Edit on benchmark measurements
I have a table that looks very much like yours (or almost exactly like one of your partitions). It was 64K entities not 2M (1/32 of yours), and 2788 'days'. The table was created in the same INSERT order that yours will be, and has the same index (entity_id,day). A SELECT on one entity takes 20.3 seconds to inspect the 2788 days, which is about 130 seeks per second as expected (on 8 millisec average seek time disks). The SELECT time is going to be proportional to the number of days, and not much dependent on the number of entities. (It will be faster on disks with faster seek times. I'm using a pair of SATA2s in RAID0 but that isn't making much difference).
If you re-order the table into entity order
ALTER TABLE x ORDER BY (ENTITY,DAY)
Then the same SELECT takes 198 millisecs (because it is reading the order entity in a single disk access).
However the ALTER TABLE operation took 13.98 DAYS to complete (for 182M rows).
There's a few other things the measurements tell you
1. Your index file is going to be as big as your data file. It is 3GB for this sample table. That means (on my system) all the index at disk speeds not memory speeds.
2.Your INSERT rate will decline logarithmically. The INSERT into the data file is linear but the insert of the key into the index is log. At 180M records I was getting 153 INSERTs per second, which is also very close to the seek rate. It shows that MySQL is updating a leaf index block for almost every INSERT (as you would expect because it is indexed on entity but inserted in day order.). So you are looking at 2M/153 secs= 3.6hrs to do your daily insert of 2M rows. (Divided by whatever effect you can get by partition across systems or disks).
I had similar problem (although with much bigger scale - about your yearly usage every day)
Using one big table got me screeching to a halt - you can pull a few months but I guess you'll eventually partition it.
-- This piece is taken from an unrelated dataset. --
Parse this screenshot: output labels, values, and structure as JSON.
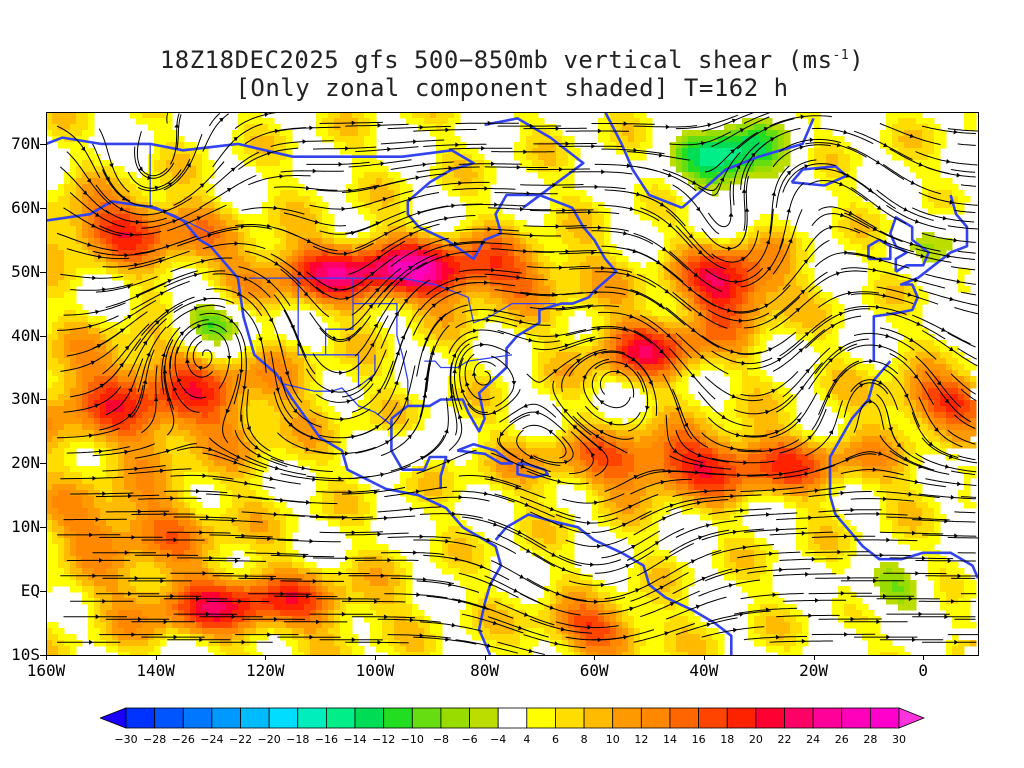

Don't forget to index the table, or else you'll be messing with tiny trickle of data every query; oh, and if you want to do mass queries, use flat files
Your description of the read patterns is not sufficient. You'll need to describe what amounts of data will be retrieved, how often and how much deviation there will be in the queries.
This will allow you to consider doing compression on some of the columns.
Also consider archiving and partitioning.
If you want to handle huge data with millions of rows it can be considered similar to time series database which logs the time and saves the data to the database. Some of the ways to store the data is using InfluxDB and MongoDB.